Porterà “Teatro” nei club, l’anno che verrà. Qual è la libertà più grande che le ha dato questo disco?
Il permesso di non controllare tutto. Accoglie i respiri, le sbavature, la fragilità. Nei teatri c’erano momenti di silenzio, di chitarra e voce. Nei club la dimensione diventerà molto fisica, la presenza si farà intensa, la voce sarà più diretta. Chiamiamola una sorta di evoluzione naturale.
Nel nuovo album parla di poesia e verità. Tra queste verità ci sono anche le imperfezioni: cosa conserva, più del resto?
L’idea che non devo sempre sistemare tutto. La bellezza sta comoda nella sincerità, non nella perfezione. Del resto la voce è un corpo, e non devo, non voglio cancellarne le tracce.
La sua voce “leggera e libera” segue questo camminare…
Segue ciò che sento, senza “fermare” la voce né forzarla in una forma fissa. Cambia con me, e io la lascio andare. Quando accade, mi riconosco davvero.
Con tanti riferimenti femminili del passato, cosa significa per lei la femminilità, oggi?
Consapevolezza: un modo di stare nel corpo senza l’idea di appartenenza. Lo yoga mi ha aiutata a sentirmi bene e a ritrovare equilibrio. Sul palco diventa tutto molto naturale, un modo schietto di creare vita insieme al pubblico.

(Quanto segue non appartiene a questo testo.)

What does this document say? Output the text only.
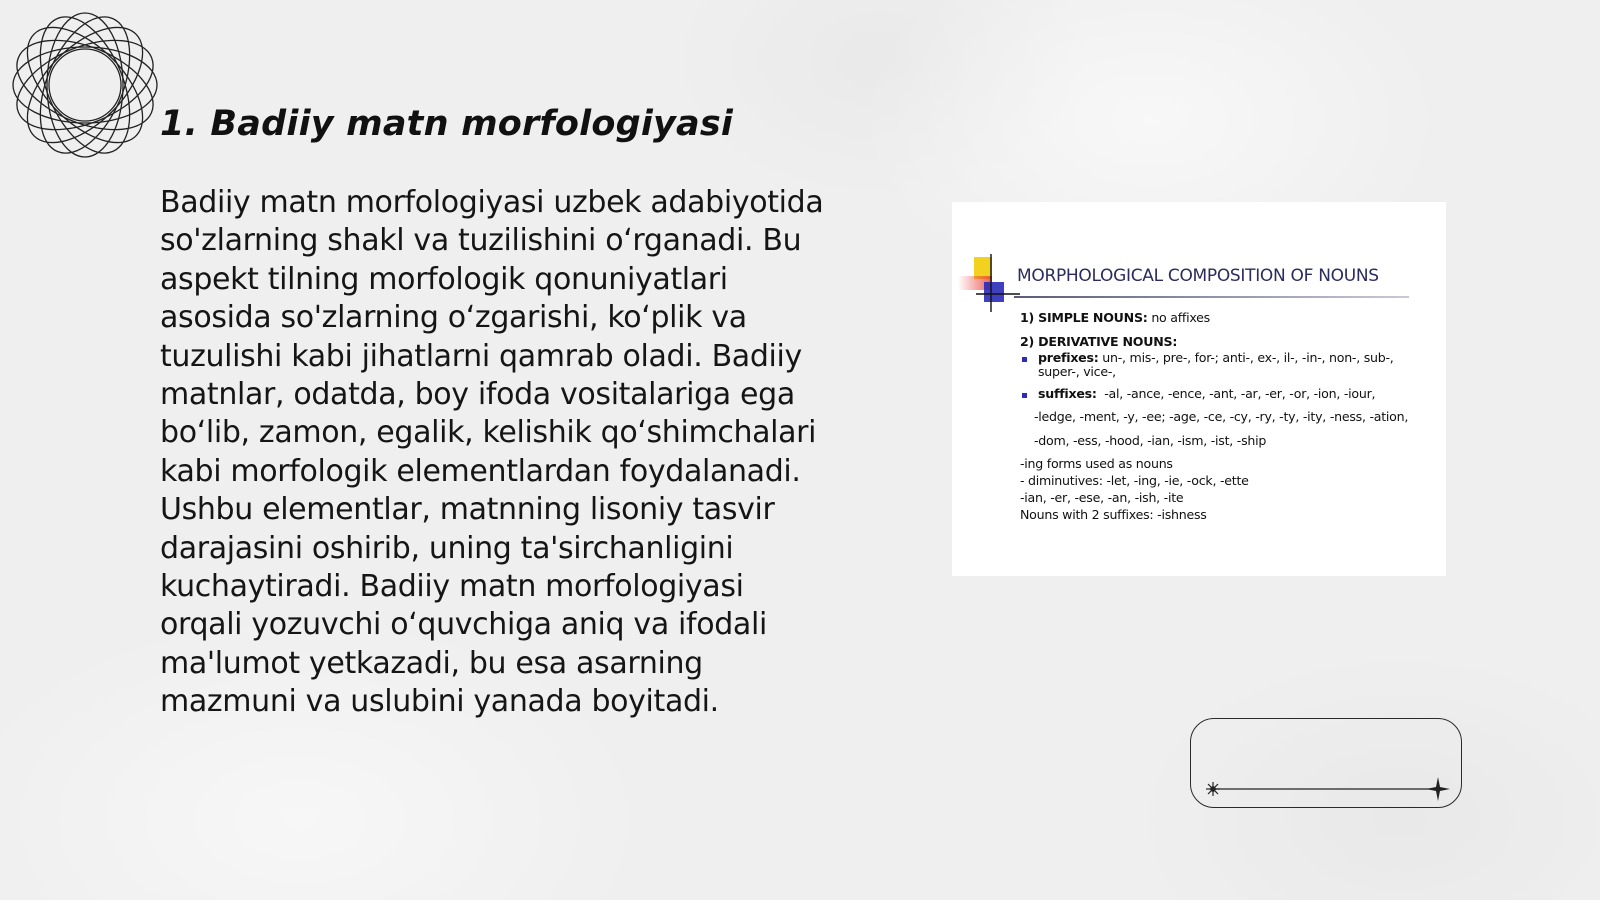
1. Badiiy matn morfologiyasi
Badiiy matn morfologiyasi uzbek adabiyotida
so'zlarning shakl va tuzilishini oʻrganadi. Bu
aspekt tilning morfologik qonuniyatlari
asosida so'zlarning oʻzgarishi, koʻplik va
tuzulishi kabi jihatlarni qamrab oladi. Badiiy
matnlar, odatda, boy ifoda vositalariga ega
boʻlib, zamon, egalik, kelishik qoʻshimchalari
kabi morfologik elementlardan foydalanadi.
Ushbu elementlar, matnning lisoniy tasvir
darajasini oshirib, uning ta'sirchanligini
kuchaytiradi. Badiiy matn morfologiyasi
orqali yozuvchi oʻquvchiga aniq va ifodali
ma'lumot yetkazadi, bu esa asarning
mazmuni va uslubini yanada boyitadi.
MORPHOLOGICAL COMPOSITION OF NOUNS
1) SIMPLE NOUNS: no affixes
2) DERIVATIVE NOUNS:
prefixes: un-, mis-, pre-, for-; anti-, ex-, il-, -in-, non-, sub-,
super-, vice-,
suffixes: -al, -ance, -ence, -ant, -ar, -er, -or, -ion, -iour,
-ledge, -ment, -y, -ee; -age, -ce, -cy, -ry, -ty, -ity, -ness, -ation,
-dom, -ess, -hood, -ian, -ism, -ist, -ship
-ing forms used as nouns
- diminutives: -let, -ing, -ie, -ock, -ette
-ian, -er, -ese, -an, -ish, -ite
Nouns with 2 suffixes: -ishness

Nel suo lavoro, e nei live, il corpo ha infatti un ruolo essenziale. In “Mirage” mette insieme musica, meditazione e pratiche olistiche. In che modo ha influenzato la sua espressività?
Lo yoga mi ha insegnato ad accogliere il mio corpo e a sciogliere molte insicurezze, fino a trasformare ogni gesto in linguaggio. La meditazione, che pratico ogni giorno, mi dà chiarezza e alleggerisce la paura, permettendo al corpo di muoversi in modo autentico. Questa dimensione interiore entra naturalmente nella musica: dà stabilità ai live, sostiene la voce, rende più limpida la scrittura e mi aiuta a restare centrata. È il punto in cui i miei mondi si incontrano.
Sempre “con il cuore aperto e senza pudore”…
Non c’è altro modo. Se mi proteggo troppo, la musica “mette il cappotto” della tecnica. L’esposizione è una scelta di verità lontana dalla richiesta d’attenzione.
In “Baci” canta “il mio futuro mi sorride”. Come lo immagina?
Più gentile. Quest’anno è stato complesso e vorrei un 2026 che non chieda solo resistenza. Desidero più cura per il mondo e per le fatiche invisibili. Mi aspetto un anno, diciamo, dolce.
E la felicità, che forma ha?
Somiglia alla meditazione, sta in uno spazio sospeso tra un pensiero e l’altro. Non la vivo come un traguardo da raggiungere. Oggi scelgo la serenità, che per me è molto più stabile e autentica.